Sono in grado di fare scuola a casa a mio figlio?

Eccoci di nuovo a parlare di remore riguardo l’home schooling. Il nostro “vorrei ma non posso” di questa settimana riguarda la (presunta) inadeguatezza ad insegnare ai nostri figli.

Probabilmente quest’inadeguatezza affonda le sue radici nel nostro stesso vissuto scolastico.
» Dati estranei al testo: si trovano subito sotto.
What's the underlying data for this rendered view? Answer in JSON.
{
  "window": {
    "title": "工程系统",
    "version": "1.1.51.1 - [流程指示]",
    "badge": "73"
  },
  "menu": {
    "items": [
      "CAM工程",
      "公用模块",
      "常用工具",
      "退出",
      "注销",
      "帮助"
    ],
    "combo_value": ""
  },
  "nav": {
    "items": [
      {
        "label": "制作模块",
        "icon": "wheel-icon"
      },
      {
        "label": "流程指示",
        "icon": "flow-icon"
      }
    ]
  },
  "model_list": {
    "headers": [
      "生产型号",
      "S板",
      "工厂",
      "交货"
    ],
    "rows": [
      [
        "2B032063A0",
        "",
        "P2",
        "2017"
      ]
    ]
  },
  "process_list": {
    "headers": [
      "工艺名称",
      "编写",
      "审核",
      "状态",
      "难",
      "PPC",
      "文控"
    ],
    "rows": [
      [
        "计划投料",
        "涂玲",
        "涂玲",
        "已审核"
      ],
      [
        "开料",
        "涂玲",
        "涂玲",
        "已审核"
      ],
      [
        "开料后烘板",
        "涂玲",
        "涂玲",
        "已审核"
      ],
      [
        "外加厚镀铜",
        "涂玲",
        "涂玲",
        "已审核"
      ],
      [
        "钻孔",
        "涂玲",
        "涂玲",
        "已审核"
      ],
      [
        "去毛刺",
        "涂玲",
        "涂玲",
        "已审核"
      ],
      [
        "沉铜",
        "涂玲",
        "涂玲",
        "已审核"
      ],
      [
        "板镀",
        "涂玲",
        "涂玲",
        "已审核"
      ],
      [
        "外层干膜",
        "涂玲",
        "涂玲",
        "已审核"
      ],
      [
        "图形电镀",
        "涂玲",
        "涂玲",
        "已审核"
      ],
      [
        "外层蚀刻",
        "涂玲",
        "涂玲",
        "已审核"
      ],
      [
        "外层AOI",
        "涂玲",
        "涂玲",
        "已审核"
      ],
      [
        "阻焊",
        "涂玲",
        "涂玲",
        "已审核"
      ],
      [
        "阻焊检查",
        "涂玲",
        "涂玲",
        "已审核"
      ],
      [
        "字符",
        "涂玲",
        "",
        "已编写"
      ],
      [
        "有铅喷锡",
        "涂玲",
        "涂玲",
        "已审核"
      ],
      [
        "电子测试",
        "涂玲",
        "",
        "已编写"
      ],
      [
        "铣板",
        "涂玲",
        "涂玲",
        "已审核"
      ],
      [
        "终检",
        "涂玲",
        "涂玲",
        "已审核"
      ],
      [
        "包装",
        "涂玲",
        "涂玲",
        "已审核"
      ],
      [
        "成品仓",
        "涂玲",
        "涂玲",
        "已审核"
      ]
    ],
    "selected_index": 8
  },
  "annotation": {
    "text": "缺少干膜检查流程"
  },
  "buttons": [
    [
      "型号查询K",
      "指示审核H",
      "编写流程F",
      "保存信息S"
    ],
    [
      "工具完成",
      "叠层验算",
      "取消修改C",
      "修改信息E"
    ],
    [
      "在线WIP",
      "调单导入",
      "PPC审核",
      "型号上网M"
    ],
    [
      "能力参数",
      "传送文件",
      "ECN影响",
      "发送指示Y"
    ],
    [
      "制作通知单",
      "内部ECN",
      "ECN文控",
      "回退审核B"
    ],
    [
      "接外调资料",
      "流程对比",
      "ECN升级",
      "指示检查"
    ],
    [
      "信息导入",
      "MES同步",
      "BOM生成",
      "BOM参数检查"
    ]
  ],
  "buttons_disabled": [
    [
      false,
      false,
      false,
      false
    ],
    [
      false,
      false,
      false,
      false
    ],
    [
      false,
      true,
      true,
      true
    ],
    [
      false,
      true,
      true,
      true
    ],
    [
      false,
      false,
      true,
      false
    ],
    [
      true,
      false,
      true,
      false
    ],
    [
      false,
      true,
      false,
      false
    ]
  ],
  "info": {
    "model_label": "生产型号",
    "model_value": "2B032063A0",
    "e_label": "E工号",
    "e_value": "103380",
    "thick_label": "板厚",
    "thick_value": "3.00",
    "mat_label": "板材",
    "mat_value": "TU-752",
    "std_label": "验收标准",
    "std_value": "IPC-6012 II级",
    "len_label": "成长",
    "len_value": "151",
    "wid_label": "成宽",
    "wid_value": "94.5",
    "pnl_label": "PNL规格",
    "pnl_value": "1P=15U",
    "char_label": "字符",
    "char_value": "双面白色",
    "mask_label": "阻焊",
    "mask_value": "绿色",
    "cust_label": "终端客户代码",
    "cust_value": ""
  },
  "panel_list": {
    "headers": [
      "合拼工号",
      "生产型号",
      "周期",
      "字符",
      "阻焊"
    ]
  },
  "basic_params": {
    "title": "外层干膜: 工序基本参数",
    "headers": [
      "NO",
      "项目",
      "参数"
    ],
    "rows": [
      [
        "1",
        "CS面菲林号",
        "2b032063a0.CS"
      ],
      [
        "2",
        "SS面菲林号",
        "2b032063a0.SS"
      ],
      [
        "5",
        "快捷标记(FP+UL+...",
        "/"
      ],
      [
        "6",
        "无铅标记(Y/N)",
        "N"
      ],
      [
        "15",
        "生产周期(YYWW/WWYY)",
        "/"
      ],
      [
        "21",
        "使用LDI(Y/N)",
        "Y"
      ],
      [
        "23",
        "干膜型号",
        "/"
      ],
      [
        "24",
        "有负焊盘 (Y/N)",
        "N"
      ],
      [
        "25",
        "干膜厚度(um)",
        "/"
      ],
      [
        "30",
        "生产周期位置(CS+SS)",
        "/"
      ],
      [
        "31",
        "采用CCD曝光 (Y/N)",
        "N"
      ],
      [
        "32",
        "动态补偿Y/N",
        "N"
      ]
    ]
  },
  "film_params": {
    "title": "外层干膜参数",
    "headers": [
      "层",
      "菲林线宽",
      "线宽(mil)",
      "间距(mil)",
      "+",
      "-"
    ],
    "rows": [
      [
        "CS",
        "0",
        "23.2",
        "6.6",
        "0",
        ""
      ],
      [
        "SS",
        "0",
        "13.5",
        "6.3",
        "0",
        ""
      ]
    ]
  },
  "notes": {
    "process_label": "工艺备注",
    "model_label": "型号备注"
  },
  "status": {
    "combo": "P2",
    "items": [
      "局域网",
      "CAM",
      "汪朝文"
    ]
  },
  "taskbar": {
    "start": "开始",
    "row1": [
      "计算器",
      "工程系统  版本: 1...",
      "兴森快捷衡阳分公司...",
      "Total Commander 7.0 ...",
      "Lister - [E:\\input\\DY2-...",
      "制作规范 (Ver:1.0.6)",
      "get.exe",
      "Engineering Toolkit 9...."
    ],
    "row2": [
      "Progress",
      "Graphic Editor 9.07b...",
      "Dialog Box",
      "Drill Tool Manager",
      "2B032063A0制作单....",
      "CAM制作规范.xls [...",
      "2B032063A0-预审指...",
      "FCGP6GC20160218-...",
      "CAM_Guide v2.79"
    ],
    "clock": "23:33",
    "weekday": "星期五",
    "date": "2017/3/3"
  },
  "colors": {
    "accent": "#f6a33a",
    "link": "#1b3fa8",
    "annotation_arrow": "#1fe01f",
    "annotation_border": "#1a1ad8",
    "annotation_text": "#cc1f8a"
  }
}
Se la nostra istruzione è il prodotto di un sistema scolastico che stabiliva chi era adeguato e chi no, attraverso i voti e i titoli scolastici, non stupisce che possiamo portarci dietro, almeno riguardo l’istruzione, un senso di inefficacia e insufficienza.
Come pure possiamo sentirci inadatti all’home schooling perché concepiamo lo studio come qualcosa di estremamente noioso. In realtà questa convinzione andrebbe indagata e “precisata”: probabilmente scopriremo che non è lo studio in sé quello che ci ha annoiato, ma il contesto di studio in cui siamo stati calati, i contenuti imposti, il ritmo di apprendimento stabilito da altri, vivere l’imparare come prestazione soggetta a valutazione, e non come avventura di cui essere protagonisti.
Una cattiva riuscita scolastica può essere il migliore dei punti di partenza. Chi meglio di voi ha presente i limiti e i danni di una scolarizzazione tradizionale? Chi meglio di voi può evitare di riproporne i limiti con i propri figli? Chi meglio di voi avrà la necessaria sensibilità alla noia, e saprà prontamente riconoscere che se studiare qualcosa in un certo modo annoia allora non fa per voi, ed è ora di cercare un’altra strada?
Avrete la capacità di proporre i contenuti con flessibilità, il coraggio di modificare un piano di studi che non vi appassiona, la possibilità di venire incontro alle specifiche esigenze dei vostri bambini…. E potrete farlo proprio perché sapete bene come vi siete sentiti quando non è stato fatto con voi. Potrete insegnare come avreste voluto che vi fosse insegnato.
Già, ma a questo punto solitamente le prime parole che ci salgono alle labbra sono solitamente “io non sono un insegnante!”.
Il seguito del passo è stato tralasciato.